“……”
“所以你要讨好他们吗?”陈舒言大声说,“就像你说的那样,给他们当走狗,然后风风光光地毕业?再跑去他们的父亲母亲手底下效力,好在外面的人心里做个成功的社会精英?”
郁檀没有回头:“……不,我已经不想从佩兰得到任何东西了。”
他不想做佩兰眼中的精英,就像前世,他拼尽一生,终于在旁人眼中实现了一场盛大的阶级跨越。
那样的路,他前世已经走过一遍了。
那样的路于他而言,不是阶级跨越。
而是在半梦半醒中……度过余生。
陈舒言不甘心的声音留在了盥洗室内。郁檀走出走廊时,恰有一道天光落在他的脸上。像是觉得光线有些刺目似的,郁檀抬手遮住自己的眼。
苍白的,单薄的。
五官是精致的,缺乏生气的。
那双漆黑的眼睛——却是凌厉而浓墨重彩的。
“咔嚓”一声,乔愈用长焦镜头拍下照片。他欣赏郁檀在照片里微皱眉头的模样,“呀”了一声:“哎,他平时真的没什么血色啊。”
指尖隔空捏了捏郁檀的脸,乔愈摸了摸下巴:“要是脸颊和鼻尖能粉一点,应该能更好看吧?最好,眼睛也能红起来……我得想想下次要和他玩什么样的游戏了。阿泽,你觉得呢?他是不是很漂亮?”
戴金丝眼镜的方赟泽不耐烦地哧了一声。他把音乐剧剧本放在自己的脸上,侧头对夏晔说:“他刚刚那段话还挺嚣张的。”
在他与夏晔之间的桌子上,手机一闪一闪,在播放着实时录音笔录下的话。
“他说他什么都不想在佩兰得到诶。真的假的?真这么清高的话,费大劲转来佩兰干什么呢?”乔愈自言自语道,“不会是想吸引我们的注意力吧,唔……这么想的话。
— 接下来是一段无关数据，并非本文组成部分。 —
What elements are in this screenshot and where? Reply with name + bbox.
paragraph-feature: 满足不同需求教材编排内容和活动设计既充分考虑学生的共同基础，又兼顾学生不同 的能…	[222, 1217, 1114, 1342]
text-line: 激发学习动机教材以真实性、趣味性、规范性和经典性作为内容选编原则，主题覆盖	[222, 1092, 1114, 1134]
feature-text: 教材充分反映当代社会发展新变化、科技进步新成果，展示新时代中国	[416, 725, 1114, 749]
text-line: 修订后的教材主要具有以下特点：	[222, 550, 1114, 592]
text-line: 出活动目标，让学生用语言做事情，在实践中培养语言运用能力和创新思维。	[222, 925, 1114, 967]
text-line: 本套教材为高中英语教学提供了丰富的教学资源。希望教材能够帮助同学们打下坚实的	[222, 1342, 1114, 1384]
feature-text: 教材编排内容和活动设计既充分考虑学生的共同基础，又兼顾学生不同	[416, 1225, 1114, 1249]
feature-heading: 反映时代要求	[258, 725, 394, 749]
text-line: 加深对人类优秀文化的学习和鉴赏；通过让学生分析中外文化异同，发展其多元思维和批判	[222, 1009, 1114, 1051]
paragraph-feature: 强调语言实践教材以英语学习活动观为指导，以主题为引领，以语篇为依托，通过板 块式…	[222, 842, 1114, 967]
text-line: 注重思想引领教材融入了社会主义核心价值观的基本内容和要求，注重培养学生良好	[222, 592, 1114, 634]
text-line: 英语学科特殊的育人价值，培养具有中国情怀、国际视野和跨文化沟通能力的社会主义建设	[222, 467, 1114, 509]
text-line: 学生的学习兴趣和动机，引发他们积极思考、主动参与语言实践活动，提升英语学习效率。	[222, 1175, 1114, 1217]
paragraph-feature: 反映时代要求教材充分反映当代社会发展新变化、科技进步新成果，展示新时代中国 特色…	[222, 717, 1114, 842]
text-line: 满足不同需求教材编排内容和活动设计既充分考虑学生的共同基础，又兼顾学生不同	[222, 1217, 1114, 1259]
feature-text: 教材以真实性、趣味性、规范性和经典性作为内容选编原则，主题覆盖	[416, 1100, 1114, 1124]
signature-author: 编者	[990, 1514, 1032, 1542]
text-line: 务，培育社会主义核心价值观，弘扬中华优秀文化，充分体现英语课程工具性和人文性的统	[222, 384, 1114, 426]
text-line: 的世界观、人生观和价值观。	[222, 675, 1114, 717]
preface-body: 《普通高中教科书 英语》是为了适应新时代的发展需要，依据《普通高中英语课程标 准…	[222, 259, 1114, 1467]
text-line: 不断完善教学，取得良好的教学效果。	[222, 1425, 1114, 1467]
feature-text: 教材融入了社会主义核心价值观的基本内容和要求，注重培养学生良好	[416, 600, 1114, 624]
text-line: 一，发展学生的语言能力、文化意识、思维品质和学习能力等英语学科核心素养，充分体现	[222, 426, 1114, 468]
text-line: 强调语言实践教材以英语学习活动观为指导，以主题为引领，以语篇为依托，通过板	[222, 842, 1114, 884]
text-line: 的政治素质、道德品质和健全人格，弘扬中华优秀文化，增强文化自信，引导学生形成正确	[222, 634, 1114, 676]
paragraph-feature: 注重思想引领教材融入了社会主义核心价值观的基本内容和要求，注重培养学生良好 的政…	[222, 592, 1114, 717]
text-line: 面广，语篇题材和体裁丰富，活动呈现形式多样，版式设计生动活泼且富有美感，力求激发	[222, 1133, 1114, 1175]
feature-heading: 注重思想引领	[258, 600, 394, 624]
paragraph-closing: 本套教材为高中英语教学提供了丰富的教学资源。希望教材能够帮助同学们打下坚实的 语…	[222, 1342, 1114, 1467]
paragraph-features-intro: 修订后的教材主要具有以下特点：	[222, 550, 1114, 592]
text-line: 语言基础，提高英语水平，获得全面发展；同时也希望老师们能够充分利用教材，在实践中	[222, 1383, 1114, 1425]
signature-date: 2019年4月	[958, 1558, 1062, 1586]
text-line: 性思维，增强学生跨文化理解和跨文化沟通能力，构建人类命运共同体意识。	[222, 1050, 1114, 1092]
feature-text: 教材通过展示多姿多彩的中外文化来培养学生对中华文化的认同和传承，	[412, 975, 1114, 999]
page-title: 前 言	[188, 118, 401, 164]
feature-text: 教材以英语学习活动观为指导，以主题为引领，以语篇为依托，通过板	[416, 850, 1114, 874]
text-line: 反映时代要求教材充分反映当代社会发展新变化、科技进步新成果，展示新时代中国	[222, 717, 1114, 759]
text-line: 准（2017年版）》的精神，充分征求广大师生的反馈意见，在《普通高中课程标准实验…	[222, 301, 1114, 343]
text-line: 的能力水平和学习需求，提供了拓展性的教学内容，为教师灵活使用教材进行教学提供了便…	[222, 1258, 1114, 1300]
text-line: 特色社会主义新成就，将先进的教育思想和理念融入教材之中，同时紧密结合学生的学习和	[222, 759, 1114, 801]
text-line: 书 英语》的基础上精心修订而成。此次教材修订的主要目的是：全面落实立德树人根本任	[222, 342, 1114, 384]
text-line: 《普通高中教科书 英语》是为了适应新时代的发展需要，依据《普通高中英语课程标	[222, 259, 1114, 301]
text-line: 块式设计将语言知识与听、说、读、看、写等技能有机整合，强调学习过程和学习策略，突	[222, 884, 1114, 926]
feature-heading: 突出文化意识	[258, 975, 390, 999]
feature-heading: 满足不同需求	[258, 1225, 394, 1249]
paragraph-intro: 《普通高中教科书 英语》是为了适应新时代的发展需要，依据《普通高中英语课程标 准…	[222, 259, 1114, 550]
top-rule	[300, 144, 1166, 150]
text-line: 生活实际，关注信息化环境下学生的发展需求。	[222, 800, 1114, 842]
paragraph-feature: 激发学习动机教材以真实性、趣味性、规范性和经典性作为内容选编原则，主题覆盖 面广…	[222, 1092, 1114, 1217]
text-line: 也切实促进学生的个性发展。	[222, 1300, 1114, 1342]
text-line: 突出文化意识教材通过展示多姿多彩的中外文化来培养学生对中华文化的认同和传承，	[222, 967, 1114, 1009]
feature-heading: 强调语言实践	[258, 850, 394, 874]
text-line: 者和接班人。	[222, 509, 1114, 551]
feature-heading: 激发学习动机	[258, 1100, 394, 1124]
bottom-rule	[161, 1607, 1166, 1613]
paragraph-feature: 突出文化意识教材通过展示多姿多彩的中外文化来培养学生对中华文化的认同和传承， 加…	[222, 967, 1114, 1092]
”
他又摸了摸下巴:“陈舒言说的那段话也挺好玩的。这两个人放在一起,我都不知道该玩谁了呢。是继续玩陈舒言,还是换成郁檀……”
“阿晔你觉得呢?”方赟泽懒散地说,“你选吧,是你说让他们两个人再撞上看看情况的。这学期开头我有点忙。音乐剧社的事情走不开。”
夏晔眯着眼,他看着郁檀离开的方向,若有所思。
琥珀色眼珠里映照的是陈舒言抗拒的眼和郁檀冷淡的眼,片刻后,夏晔嗤地笑了。
“我不信。”他闲闲地说。
“哦噢!”乔愈欢呼一声,“所以换成郁檀了,是吗?”
夏晔向后一靠。他盯着佩兰始终铅灰色的天空,淡淡道:“那个被expel的学生又回学校了,对吧?”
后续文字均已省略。